Yes I used emacs at school 15 years ago, and I agree that it was great for development ; with OCaml at the time (and also C with gdb integration, and 68k assembly later on) we shared a few tips with other students and the workflow was convenient for dev.

But vim is ubiquitous which is a huge plus when you are like me always connected remotely on a different machine. Once I learned a few shortcuts I never went back (and never dug into the tool itself actually, I can't even run a macro ; I'm still faster than most people I know with an IDE).

The only thing I was impressed with is I think phpstorm, watching a laravel dev crafting an SQL query. If I ever get serious about developping I would look into this kind of things (not just for SQL but also framework and module functions), especially if I can get vim movers, and a screen that isn't bloated.
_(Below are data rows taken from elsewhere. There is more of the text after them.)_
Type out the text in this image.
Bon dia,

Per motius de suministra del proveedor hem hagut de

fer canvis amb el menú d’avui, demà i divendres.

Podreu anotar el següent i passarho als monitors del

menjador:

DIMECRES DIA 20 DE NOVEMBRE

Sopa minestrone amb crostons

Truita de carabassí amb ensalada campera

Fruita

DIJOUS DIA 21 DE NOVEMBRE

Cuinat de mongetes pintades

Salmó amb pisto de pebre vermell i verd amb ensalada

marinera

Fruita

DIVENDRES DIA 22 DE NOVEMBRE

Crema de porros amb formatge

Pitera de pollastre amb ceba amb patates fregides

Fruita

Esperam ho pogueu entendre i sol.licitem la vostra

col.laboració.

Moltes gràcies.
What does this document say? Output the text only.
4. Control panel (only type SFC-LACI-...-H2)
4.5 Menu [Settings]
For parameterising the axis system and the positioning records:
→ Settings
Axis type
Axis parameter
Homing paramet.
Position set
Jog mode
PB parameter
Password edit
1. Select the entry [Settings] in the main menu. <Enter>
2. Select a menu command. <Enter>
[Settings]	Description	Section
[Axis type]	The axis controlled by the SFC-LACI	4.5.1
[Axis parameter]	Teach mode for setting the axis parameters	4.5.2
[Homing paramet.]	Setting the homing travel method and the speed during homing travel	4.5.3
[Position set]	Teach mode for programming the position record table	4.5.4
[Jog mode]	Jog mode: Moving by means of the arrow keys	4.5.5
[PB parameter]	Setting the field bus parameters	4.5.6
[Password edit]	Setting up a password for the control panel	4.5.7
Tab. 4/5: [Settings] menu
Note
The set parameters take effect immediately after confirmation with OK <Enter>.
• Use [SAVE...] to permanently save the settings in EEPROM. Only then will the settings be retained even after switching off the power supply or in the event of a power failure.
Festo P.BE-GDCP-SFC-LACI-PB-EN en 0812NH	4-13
VSCode displays like 15 things and I'm only interested in 1 of them 99% of the time for example.

i never used vim in a large codebase though, do you ? I understand the remote edition appeal, and I use vim 90% of the time in cli

  • Again I'm not a dev but :

    - for ansible on reasonably large projects (a dozen of roles) it was never a problem ; you have to understand how the project has been structured and be able to use grep and find though

    - when I was playing around with os161 I don't remember it being an issue. Although for this particular case I did use the cscope vim plugin which is helpful to navigate through the codebase (there are equivalents for various languages). Not sure if os161 would qualify as "large codebase" but it's a bunch of files in a bunch of folders.

  • If you’re dealing with a large C or C++ codebase, Vim’s native cscope support scales way better to large codebases than the newer language server solutions from visual studio code, etc.